By Steve Herman
Global finance ministers are calling for increasing the pace of reform to rebuild confidence at a time of faltering economic growth.
At their the joint meeting with the World Bank in Tokyo, leaders of the International Monetary Fund issued a communique acknowledging economic growth is decelerating, amid risk and uncertainty.
The chairman of the IMF’s steering committee, Singapore’s Finance Minister Tharman Shanmugaratnam, says the situation is improved from earlier in the year.
“We’re in a better position now than we were six months ago. It remains challenging,” he said. “There remain downside risks. And, in particular, we were all quite candid about the nature of those downside risks. The fiscal cliff in the U.S. and the uncertainties over how it will be resolved is a major uncertainty that affects the entire world. That’s, in fact, a major spillover.”
Unless the U.S. Congress acts by the end of the year, cuts in spending and rises in taxes will automatically be implemented.
U.S. Treasury Secretary Timothy Geithner acknowledged to his counterparts his country has made progress but still has much work to do in order for its fiscal affairs to be in order. His comment in Tokyo came hours after the U.S. Government announced the budget deficit was above one trillion dollars for the fourth straight year.
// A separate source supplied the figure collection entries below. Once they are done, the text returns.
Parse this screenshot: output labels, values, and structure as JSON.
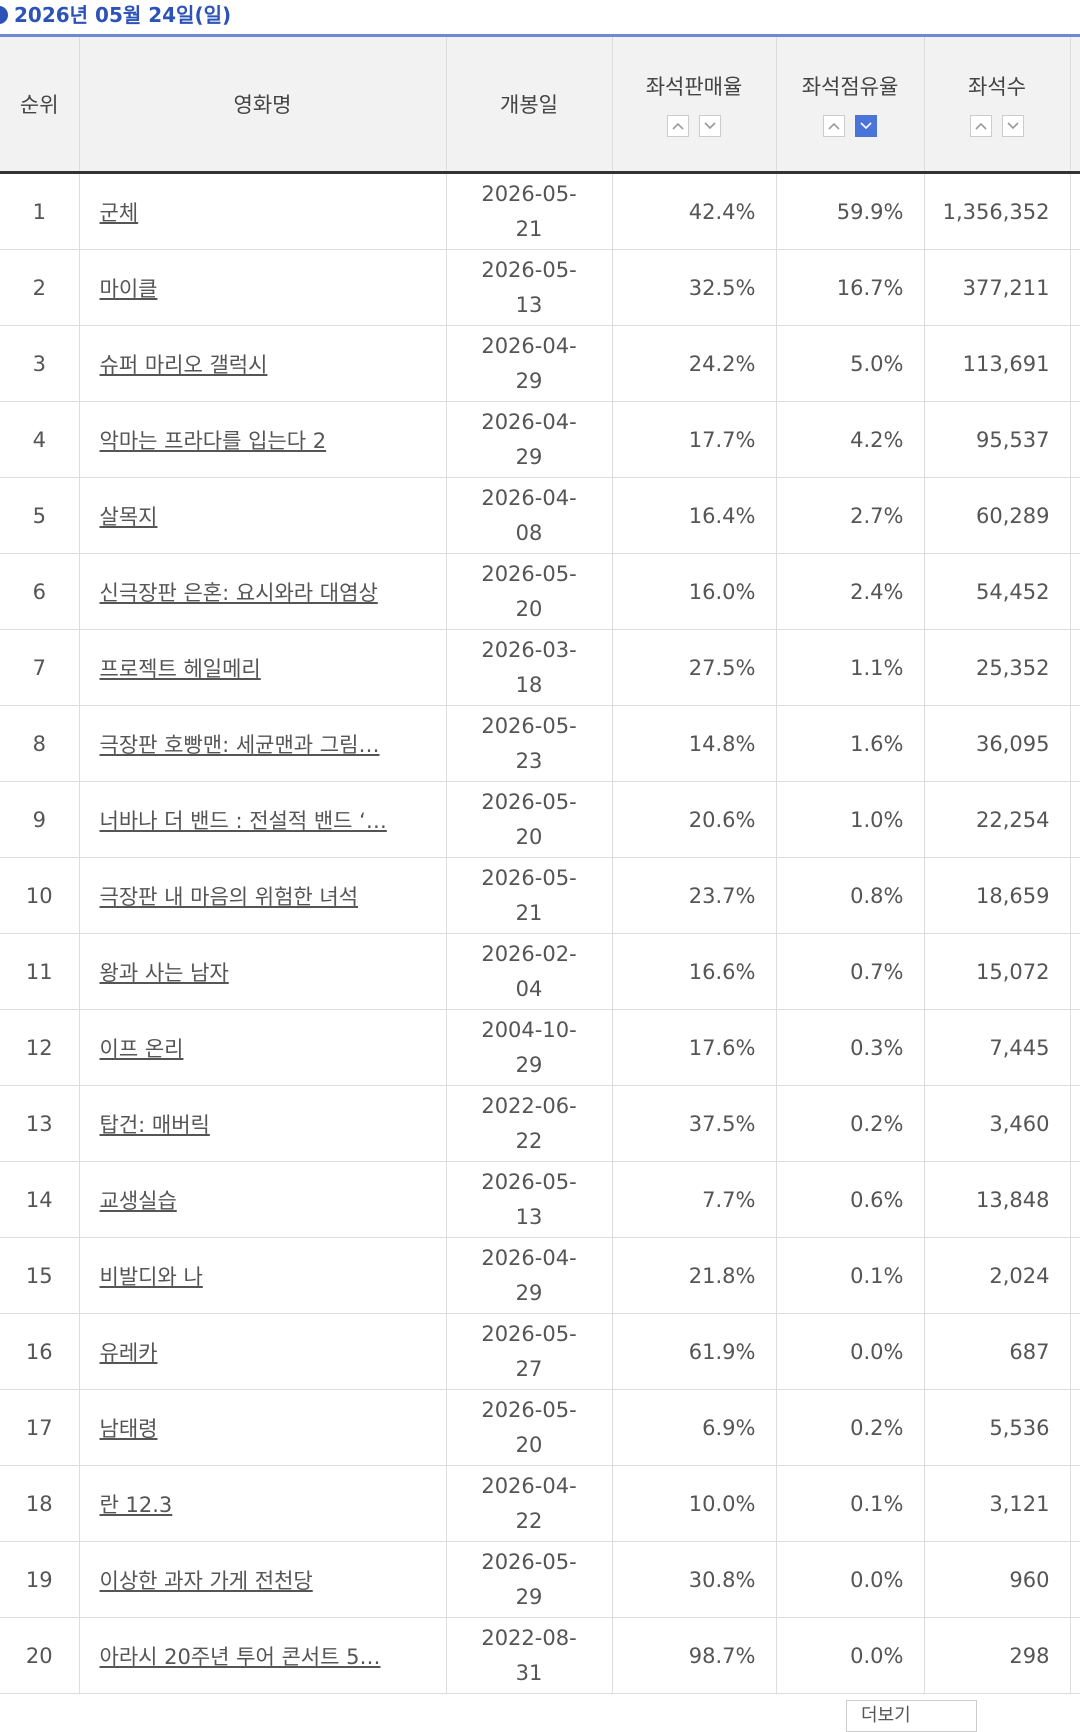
{
  "header": {
    "date": "2026년 05월 24일(일)"
  },
  "table": {
    "columns": [
      "순위",
      "영화명",
      "개봉일",
      "좌석판매율",
      "좌석점유율",
      "좌석수"
    ],
    "rows": [
      [
        "1",
        "군체",
        "2026-05-21",
        "42.4%",
        "59.9%",
        "1,356,352"
      ],
      [
        "2",
        "마이클",
        "2026-05-13",
        "32.5%",
        "16.7%",
        "377,211"
      ],
      [
        "3",
        "슈퍼 마리오 갤럭시",
        "2026-04-29",
        "24.2%",
        "5.0%",
        "113,691"
      ],
      [
        "4",
        "악마는 프라다를 입는다 2",
        "2026-04-29",
        "17.7%",
        "4.2%",
        "95,537"
      ],
      [
        "5",
        "살목지",
        "2026-04-08",
        "16.4%",
        "2.7%",
        "60,289"
      ],
      [
        "6",
        "신극장판 은혼: 요시와라 대염상",
        "2026-05-20",
        "16.0%",
        "2.4%",
        "54,452"
      ],
      [
        "7",
        "프로젝트 헤일메리",
        "2026-03-18",
        "27.5%",
        "1.1%",
        "25,352"
      ],
      [
        "8",
        "극장판 호빵맨: 세균맨과 그림…",
        "2026-05-23",
        "14.8%",
        "1.6%",
        "36,095"
      ],
      [
        "9",
        "너바나 더 밴드 : 전설적 밴드 ‘…",
        "2026-05-20",
        "20.6%",
        "1.0%",
        "22,254"
      ],
      [
        "10",
        "극장판 내 마음의 위험한 녀석",
        "2026-05-21",
        "23.7%",
        "0.8%",
        "18,659"
      ],
      [
        "11",
        "왕과 사는 남자",
        "2026-02-04",
        "16.6%",
        "0.7%",
        "15,072"
      ],
      [
        "12",
        "이프 온리",
        "2004-10-29",
        "17.6%",
        "0.3%",
        "7,445"
      ],
      [
        "13",
        "탑건: 매버릭",
        "2022-06-22",
        "37.5%",
        "0.2%",
        "3,460"
      ],
      [
        "14",
        "교생실습",
        "2026-05-13",
        "7.7%",
        "0.6%",
        "13,848"
      ],
      [
        "15",
        "비발디와 나",
        "2026-04-29",
        "21.8%",
        "0.1%",
        "2,024"
      ],
      [
        "16",
        "유레카",
        "2026-05-27",
        "61.9%",
        "0.0%",
        "687"
      ],
      [
        "17",
        "남태령",
        "2026-05-20",
        "6.9%",
        "0.2%",
        "5,536"
      ],
      [
        "18",
        "란 12.3",
        "2026-04-22",
        "10.0%",
        "0.1%",
        "3,121"
      ],
      [
        "19",
        "이상한 과자 가게 전천당",
        "2026-05-29",
        "30.8%",
        "0.0%",
        "960"
      ],
      [
        "20",
        "아라시 20주년 투어 콘서트 5…",
        "2022-08-31",
        "98.7%",
        "0.0%",
        "298"
      ]
    ]
  },
  "footer": {
    "more": "더보기"
  }
}
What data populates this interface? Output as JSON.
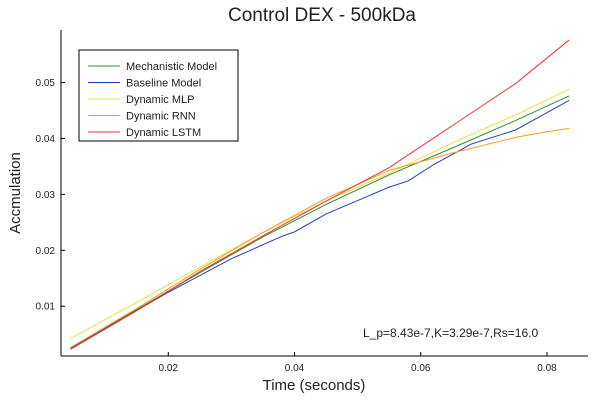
{
  "chart_data": {
    "type": "line",
    "title": "Control DEX - 500kDa",
    "xlabel": "Time (seconds)",
    "ylabel": "Accmulation",
    "xlim": [
      0.003,
      0.0865
    ],
    "ylim": [
      0.0011,
      0.0594
    ],
    "xticks": [
      0.02,
      0.04,
      0.06,
      0.08
    ],
    "xtick_labels": [
      "0.02",
      "0.04",
      "0.06",
      "0.08"
    ],
    "yticks": [
      0.01,
      0.02,
      0.03,
      0.04,
      0.05
    ],
    "ytick_labels": [
      "0.01",
      "0.02",
      "0.03",
      "0.04",
      "0.05"
    ],
    "grid": false,
    "legend_position": "top-left",
    "annotation": "L_p=8.43e-7,K=3.29e-7,Rs=16.0",
    "series": [
      {
        "name": "Mechanistic Model",
        "color": "#2e8b2e",
        "x": [
          0.0045,
          0.015,
          0.025,
          0.035,
          0.045,
          0.055,
          0.065,
          0.075,
          0.0835
        ],
        "y": [
          0.0026,
          0.0094,
          0.016,
          0.0224,
          0.0282,
          0.0335,
          0.0383,
          0.0432,
          0.0476
        ]
      },
      {
        "name": "Baseline Model",
        "color": "#1f3fbf",
        "x": [
          0.0045,
          0.01,
          0.02,
          0.03,
          0.038,
          0.04,
          0.045,
          0.05,
          0.055,
          0.058,
          0.062,
          0.068,
          0.075,
          0.0835
        ],
        "y": [
          0.0024,
          0.006,
          0.0125,
          0.0185,
          0.0225,
          0.0233,
          0.0265,
          0.0289,
          0.0313,
          0.0324,
          0.0353,
          0.039,
          0.0415,
          0.0468
        ]
      },
      {
        "name": "Dynamic MLP",
        "color": "#e8e040",
        "x": [
          0.0045,
          0.015,
          0.025,
          0.035,
          0.045,
          0.055,
          0.065,
          0.075,
          0.0835
        ],
        "y": [
          0.0042,
          0.0107,
          0.017,
          0.0232,
          0.0288,
          0.0338,
          0.0392,
          0.0442,
          0.0488
        ]
      },
      {
        "name": "Dynamic RNN",
        "color": "#f0a020",
        "x": [
          0.0045,
          0.015,
          0.025,
          0.035,
          0.045,
          0.055,
          0.065,
          0.07,
          0.075,
          0.08,
          0.0835
        ],
        "y": [
          0.0026,
          0.0096,
          0.0166,
          0.0232,
          0.0293,
          0.0343,
          0.0374,
          0.0388,
          0.0402,
          0.0412,
          0.0418
        ]
      },
      {
        "name": "Dynamic LSTM",
        "color": "#ee3333",
        "x": [
          0.0045,
          0.015,
          0.025,
          0.035,
          0.045,
          0.055,
          0.065,
          0.075,
          0.0835
        ],
        "y": [
          0.0023,
          0.0092,
          0.0162,
          0.0226,
          0.0288,
          0.0348,
          0.0423,
          0.0498,
          0.0576
        ]
      }
    ]
  }
}
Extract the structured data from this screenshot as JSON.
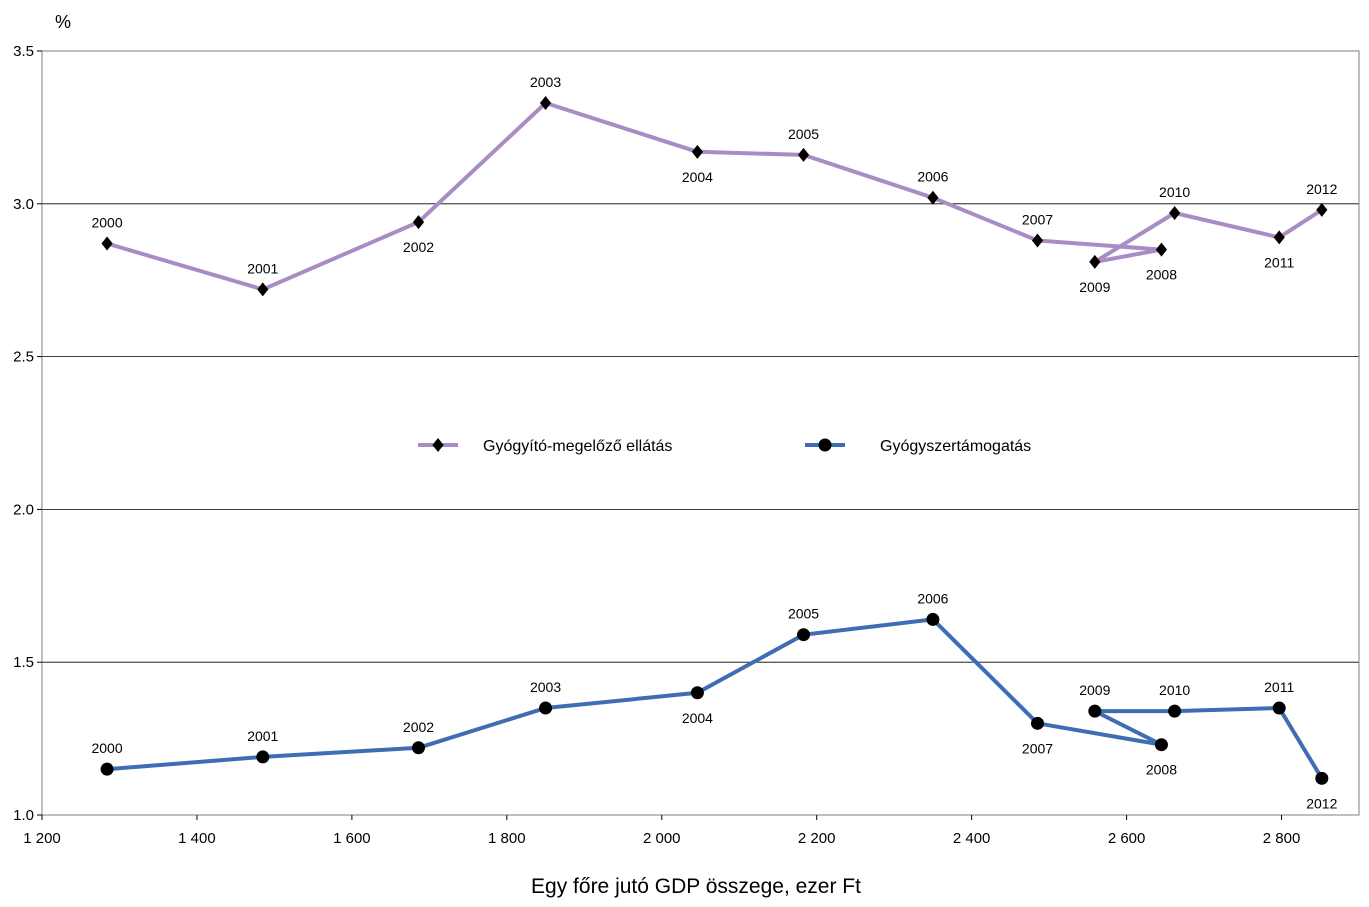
{
  "chart_data": {
    "type": "line",
    "title": "",
    "xlabel": "Egy főre jutó GDP összege, ezer Ft",
    "ylabel": "%",
    "xlim": [
      1200,
      2900
    ],
    "ylim": [
      1.0,
      3.5
    ],
    "xticks": [
      1200,
      1400,
      1600,
      1800,
      2000,
      2200,
      2400,
      2600,
      2800
    ],
    "xtick_labels": [
      "1 200",
      "1 400",
      "1 600",
      "1 800",
      "2 000",
      "2 200",
      "2 400",
      "2 600",
      "2 800"
    ],
    "yticks": [
      1.0,
      1.5,
      2.0,
      2.5,
      3.0,
      3.5
    ],
    "ytick_labels": [
      "1.0",
      "1.5",
      "2.0",
      "2.5",
      "3.0",
      "3.5"
    ],
    "grid": "horizontal",
    "legend_position": "center",
    "series": [
      {
        "name": "Gyógyító-megelőző ellátás",
        "color": "#a98cc4",
        "marker": "diamond",
        "points": [
          {
            "label": "2000",
            "x": 1284,
            "y": 2.87,
            "label_pos": "above"
          },
          {
            "label": "2001",
            "x": 1485,
            "y": 2.72,
            "label_pos": "above"
          },
          {
            "label": "2002",
            "x": 1686,
            "y": 2.94,
            "label_pos": "below"
          },
          {
            "label": "2003",
            "x": 1850,
            "y": 3.33,
            "label_pos": "above"
          },
          {
            "label": "2004",
            "x": 2046,
            "y": 3.17,
            "label_pos": "below"
          },
          {
            "label": "2005",
            "x": 2183,
            "y": 3.16,
            "label_pos": "above"
          },
          {
            "label": "2006",
            "x": 2350,
            "y": 3.02,
            "label_pos": "above"
          },
          {
            "label": "2007",
            "x": 2485,
            "y": 2.88,
            "label_pos": "above"
          },
          {
            "label": "2008",
            "x": 2645,
            "y": 2.85,
            "label_pos": "below"
          },
          {
            "label": "2009",
            "x": 2559,
            "y": 2.81,
            "label_pos": "below"
          },
          {
            "label": "2010",
            "x": 2662,
            "y": 2.97,
            "label_pos": "above"
          },
          {
            "label": "2011",
            "x": 2797,
            "y": 2.89,
            "label_pos": "below"
          },
          {
            "label": "2012",
            "x": 2852,
            "y": 2.98,
            "label_pos": "above"
          }
        ]
      },
      {
        "name": "Gyógyszertámogatás",
        "color": "#3e6db3",
        "marker": "circle",
        "points": [
          {
            "label": "2000",
            "x": 1284,
            "y": 1.15,
            "label_pos": "above"
          },
          {
            "label": "2001",
            "x": 1485,
            "y": 1.19,
            "label_pos": "above"
          },
          {
            "label": "2002",
            "x": 1686,
            "y": 1.22,
            "label_pos": "above"
          },
          {
            "label": "2003",
            "x": 1850,
            "y": 1.35,
            "label_pos": "above"
          },
          {
            "label": "2004",
            "x": 2046,
            "y": 1.4,
            "label_pos": "below"
          },
          {
            "label": "2005",
            "x": 2183,
            "y": 1.59,
            "label_pos": "above"
          },
          {
            "label": "2006",
            "x": 2350,
            "y": 1.64,
            "label_pos": "above"
          },
          {
            "label": "2007",
            "x": 2485,
            "y": 1.3,
            "label_pos": "below"
          },
          {
            "label": "2008",
            "x": 2645,
            "y": 1.23,
            "label_pos": "below"
          },
          {
            "label": "2009",
            "x": 2559,
            "y": 1.34,
            "label_pos": "above"
          },
          {
            "label": "2010",
            "x": 2662,
            "y": 1.34,
            "label_pos": "above"
          },
          {
            "label": "2011",
            "x": 2797,
            "y": 1.35,
            "label_pos": "above"
          },
          {
            "label": "2012",
            "x": 2852,
            "y": 1.12,
            "label_pos": "below"
          }
        ]
      }
    ]
  }
}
Frustration was also expressed among participants here with the slow pace of debt reform in Europe.
About the only disagreements to emerge publicly from the sessions concerned how much time troubled countries, such as Greece, should get to slash budgets and whether monetary easing intended to encourage more bank lending will actually destabilize markets while failing to prevent recession.
IMF managing director Christine Lagarde says there was no objection to the recommendations given to the membership.
“I think there is a general consensus that collective action is going to produce results,” she said.
But Lagarde’s Global Policy Agenda – a written statement issued Saturday – sounded gloomy with expressions of frustration. It notes limited progress in addressing debt overhangs and weak financial systems and says confidence has not been restored because of continued uncertainty on key policies.
The IMF and World Bank governors’ joint Development Committee is expressing concern that financial crises “mean fewer jobs where millions are needed.” The committee also called on the bank to step up work with other agencies and donors to break the cycle of emergency aid for the Sahel, in Africa, where it says hunger threatens the lives of 19 million people and the stability of the region.
For the less fortunate in poorer countries, the IMF has announced it is devoting more than $1 billion from windfall sales of gold for low-cost loans.